The silver lining is this: our new routine allows us to experience a Japanese concept that often eludes us in our modern, North-American rat-race lifestyle: Kimochi.
Kimochi (気持ち) loosely translates as “good feelings”. As is the case with many Japanese phrases, a quick definition is often enough to satisfy our over-simplified, North-American view of the world but it does not do the concept justice. Kimochi is more about deep and reciprocal, appreciation (for one another) thus creating a positive, feel-good relationship. Allow me to illustrate:
Many old, established, traditional Japanese Dojo (in Japan) do not collect fees. The Sensei teaches and the students learn – that’s it. Students show their appreciation in various ways. Some pay cash – no fixed amount – people give what they can; some bring food or drink; some bring gifts; some help with maintenance in the Dojo; some babysit Sensei’s kids; some help by leveraging their own profession by providing medical services, legal help, billboard space, etc. I have even heard of a lady bringing Sensei an origami bird at each class because that was all she could afford. The Sensei, in exchange, gives of himself (or herself) by sharing experience and knowledge in the hopes of enhancing students lives through karate.

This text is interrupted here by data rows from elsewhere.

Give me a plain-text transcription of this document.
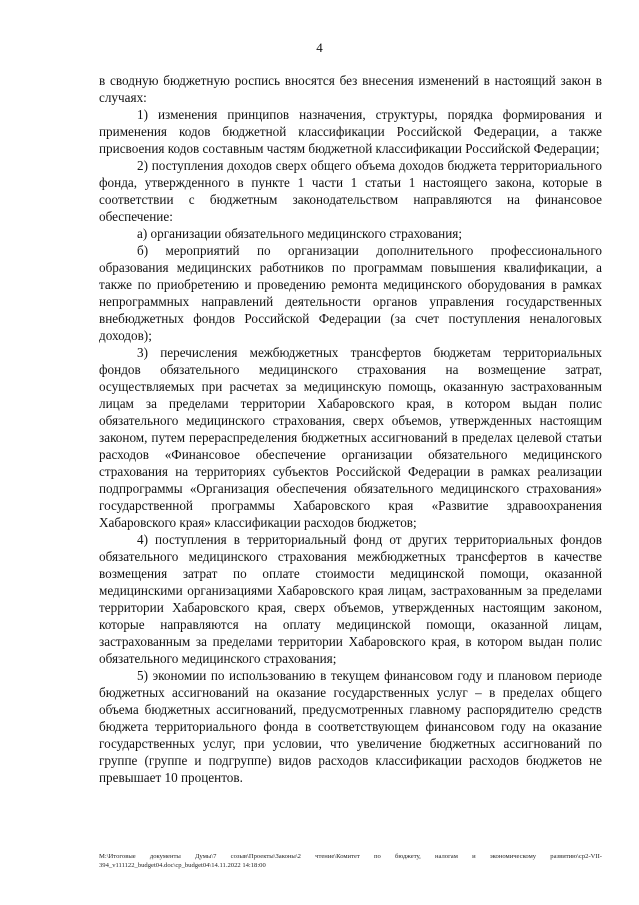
4

в сводную бюджетную роспись вносятся без внесения изменений в настоящий закон в случаях:

1) изменения принципов назначения, структуры, порядка формирования и применения кодов бюджетной классификации Российской Федерации, а также присвоения кодов составным частям бюджетной классификации Российской Федерации;

2) поступления доходов сверх общего объема доходов бюджета территориального фонда, утвержденного в пункте 1 части 1 статьи 1 настоящего закона, которые в соответствии с бюджетным законодательством направляются на финансовое обеспечение:

а) организации обязательного медицинского страхования;

б) мероприятий по организации дополнительного профессионального образования медицинских работников по программам повышения квалификации, а также по приобретению и проведению ремонта медицинского оборудования в рамках непрограммных направлений деятельности органов управления государственных внебюджетных фондов Российской Федерации (за счет поступления неналоговых доходов);

3) перечисления межбюджетных трансфертов бюджетам территориальных фондов обязательного медицинского страхования на возмещение затрат, осуществляемых при расчетах за медицинскую помощь, оказанную застрахованным лицам за пределами территории Хабаровского края, в котором выдан полис обязательного медицинского страхования, сверх объемов, утвержденных настоящим законом, путем перераспределения бюджетных ассигнований в пределах целевой статьи расходов «Финансовое обеспечение организации обязательного медицинского страхования на территориях субъектов Российской Федерации в рамках реализации подпрограммы «Организация обеспечения обязательного медицинского страхования» государственной программы Хабаровского края «Развитие здравоохранения Хабаровского края» классификации расходов бюджетов;

4) поступления в территориальный фонд от других территориальных фондов обязательного медицинского страхования межбюджетных трансфертов в качестве возмещения затрат по оплате стоимости медицинской помощи, оказанной медицинскими организациями Хабаровского края лицам, застрахованным за пределами территории Хабаровского края, сверх объемов, утвержденных настоящим законом, которые направляются на оплату медицинской помощи, оказанной лицам, застрахованным за пределами территории Хабаровского края, в котором выдан полис обязательного медицинского страхования;

5) экономии по использованию в текущем финансовом году и плановом периоде бюджетных ассигнований на оказание государственных услуг – в пределах общего объема бюджетных ассигнований, предусмотренных главному распорядителю средств бюджета территориального фонда в соответствующем финансовом году на оказание государственных услуг, при условии, что увеличение бюджетных ассигнований по группе (группе и подгруппе) видов расходов классификации расходов бюджетов не превышает 10 процентов.

M:\Итоговые документы Думы\7 созыв\Проекты\Законы\2 чтение\Комитет по бюджету, налогам и экономическому развитию\ср2-VII-394_v111122_budget04.doc\ср_budget04\14.11.2022 14:18:00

This way, everyone “feels good”.
This falls squarely into my teaching philosophy. As I have stated many times, the karate is free. It is a gift I have received from my Sensei and I gladly pass it on to you. The fees you pay do not pay for karate – they pay for the Dojo. Your fees allow us to keep the lights on, keep the heat on, pay the rent, buy the mats, and cover Bob’s medical expenses thus making it possible for me to share with you that which has been given to me.
Of course, in North-American society, we are accustomed to pay for services. Often, the first question I get when talking to a potential student is “how much is it?”. Such a conversation would never take place in those old Japanese dojos. The student would simply show up, train, and give what they felt was appropriate.
I always felt that such a system in Canada would only result in closed dojos and starving Senseis. But Covid-19 has proved me wrong. Fees at the Fink Dojo have been suspended since April 1 yet students have continued to support the Dojo through fees, gifts, and, most importantly, continued training. This allows us to maintain the facility thus providing us with a place to return to for training when restrictions are lifted – the alternative would be a stack of mats in my garage which would irritate my wife to no end. Perhaps we are closer to being Japanese than I thought.
Thank you for your dedication to our Dojo.